Si/Si_1-xGe_x multiquantum wells: A route to infrared detectors

Quantum-well detectors use intersubband transitions for the detection of long-wavelength infrared radiation. Such quantum-well structures provide the electronic and optical properties for a new generation of infrared quantum detectors. It is shown that apart from GaAs/GaAIAs multiquantum-well structures, which were studied extensively recently with respect to their potential application for infrared detection. Si/SiGe structures are suitable for this purpose as well. We have performed a systematic experimental study of intersubband transitions in modulation-doped p-type molecular beam epitaxy grown Si/SiGe quantum wells for well widths between 26 Å and 65 Å and Ge contents in the range from 19% to 50%. Intersubband absorption occurs between 480 cm^-1 and 1830 cm^-1 for such structures. The widths of the absorption lines are only 20 meV as long as the excited states are confined within the SiGe wells. When the excited states lie already in the continuum, a broadband photoresponse can be achieved.
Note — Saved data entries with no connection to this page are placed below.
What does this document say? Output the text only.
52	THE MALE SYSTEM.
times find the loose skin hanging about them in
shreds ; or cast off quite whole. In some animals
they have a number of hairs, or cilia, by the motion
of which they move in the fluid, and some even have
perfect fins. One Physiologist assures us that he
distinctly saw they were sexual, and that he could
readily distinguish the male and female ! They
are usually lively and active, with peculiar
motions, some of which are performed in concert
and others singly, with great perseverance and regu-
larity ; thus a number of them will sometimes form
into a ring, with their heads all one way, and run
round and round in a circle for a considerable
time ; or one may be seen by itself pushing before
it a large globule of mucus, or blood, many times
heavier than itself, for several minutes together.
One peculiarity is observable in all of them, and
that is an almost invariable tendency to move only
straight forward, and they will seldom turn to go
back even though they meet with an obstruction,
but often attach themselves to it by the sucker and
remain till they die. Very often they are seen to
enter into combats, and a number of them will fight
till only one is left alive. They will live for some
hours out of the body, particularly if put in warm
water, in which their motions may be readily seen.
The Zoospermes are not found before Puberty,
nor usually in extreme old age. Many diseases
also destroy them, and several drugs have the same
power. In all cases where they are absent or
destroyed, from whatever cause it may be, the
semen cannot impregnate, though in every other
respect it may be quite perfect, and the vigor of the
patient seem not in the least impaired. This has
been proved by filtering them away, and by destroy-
For this purpose Si/SiGe structures with sufficiently narrow SiGe wells (about 30 Å) doped to a level of p = 4 × 10¹⁸ cm³ were used. Such structures can be directly grown on Si (001) substrates and are highly compatible with modern Si device fabrication technology which offers a tremendous advantage for the realisation of large scale two-dimensional infrared detector arrays.